Fads and fashions, sexual mores and political ideologies--all were subject to satire and parody on the cabaret stage. This book follows the changing treatment of these themes, and the fate of cabaret itself, through the most turbulent decades of modern German history: the prosperous and optimistic Imperial age, the unstable yet culturally inventive Weimar era, and the repressive years of National Socialism. By situating cabaret within Berlin's rich landscape of popular culture and distinguishing it from vaudeville and variety theaters, spectacular revues, prurient "nude dancing," and Communist agitprop, Jelavich revises the prevailing image of this form of entertainment.

Neither highly politicized, like postwar German Kabarett, nor sleazy in the way that some American and European films suggest, Berlin cabaret occupied a middle ground that let it cast an ironic eye on the goings-on of Berliners and other Germans. However, it was just this satirical attitude toward serious themes, such as politics and racism, that blinded cabaret to the strength of the radical right-wing forces that ultimately destroyed it.

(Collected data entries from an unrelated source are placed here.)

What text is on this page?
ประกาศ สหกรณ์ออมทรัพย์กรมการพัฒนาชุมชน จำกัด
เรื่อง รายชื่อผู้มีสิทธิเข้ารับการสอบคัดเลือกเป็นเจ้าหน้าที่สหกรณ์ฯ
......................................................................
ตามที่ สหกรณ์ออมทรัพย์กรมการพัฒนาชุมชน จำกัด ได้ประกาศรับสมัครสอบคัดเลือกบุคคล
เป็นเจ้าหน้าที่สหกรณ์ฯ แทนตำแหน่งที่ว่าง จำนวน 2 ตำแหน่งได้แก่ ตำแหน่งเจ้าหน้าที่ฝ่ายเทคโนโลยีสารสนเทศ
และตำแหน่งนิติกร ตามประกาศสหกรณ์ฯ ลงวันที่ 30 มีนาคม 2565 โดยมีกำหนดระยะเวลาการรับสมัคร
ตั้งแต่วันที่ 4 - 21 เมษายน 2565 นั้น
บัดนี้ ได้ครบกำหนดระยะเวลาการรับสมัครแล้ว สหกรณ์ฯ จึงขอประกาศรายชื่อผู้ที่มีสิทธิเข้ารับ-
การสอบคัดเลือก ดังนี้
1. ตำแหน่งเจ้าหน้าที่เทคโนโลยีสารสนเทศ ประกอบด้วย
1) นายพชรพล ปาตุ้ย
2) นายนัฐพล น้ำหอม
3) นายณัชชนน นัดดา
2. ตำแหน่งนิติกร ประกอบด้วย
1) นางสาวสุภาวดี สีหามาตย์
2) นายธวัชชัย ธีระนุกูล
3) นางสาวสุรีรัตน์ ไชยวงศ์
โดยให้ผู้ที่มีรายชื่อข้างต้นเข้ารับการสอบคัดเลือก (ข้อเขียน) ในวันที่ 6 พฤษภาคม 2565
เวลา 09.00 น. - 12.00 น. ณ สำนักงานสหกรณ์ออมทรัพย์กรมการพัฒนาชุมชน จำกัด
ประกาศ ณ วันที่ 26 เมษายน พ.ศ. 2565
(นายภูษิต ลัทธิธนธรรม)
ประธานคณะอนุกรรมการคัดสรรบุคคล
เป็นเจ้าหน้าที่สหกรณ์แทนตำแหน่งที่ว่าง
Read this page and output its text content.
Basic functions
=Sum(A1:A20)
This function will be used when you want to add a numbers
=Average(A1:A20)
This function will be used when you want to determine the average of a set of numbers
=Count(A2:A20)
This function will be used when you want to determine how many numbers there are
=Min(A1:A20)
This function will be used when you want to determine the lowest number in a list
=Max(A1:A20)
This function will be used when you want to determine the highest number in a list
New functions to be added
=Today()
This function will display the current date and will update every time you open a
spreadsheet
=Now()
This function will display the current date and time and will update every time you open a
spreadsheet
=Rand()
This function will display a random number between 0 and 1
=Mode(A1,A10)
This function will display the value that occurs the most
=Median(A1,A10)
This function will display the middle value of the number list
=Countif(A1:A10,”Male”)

Jelavich concludes with the Berlin cabaret artists' final performances--as prisoners in the concentration camps at Westerbork and Theresienstadt.

This book gives us a sense of what the world looked like within the cabarets of Berlin and at the same time lets us see, from a historical distance, these lost performers enacting the political, sexual, and artistic issues that made their city one of the most dynamic in Europe.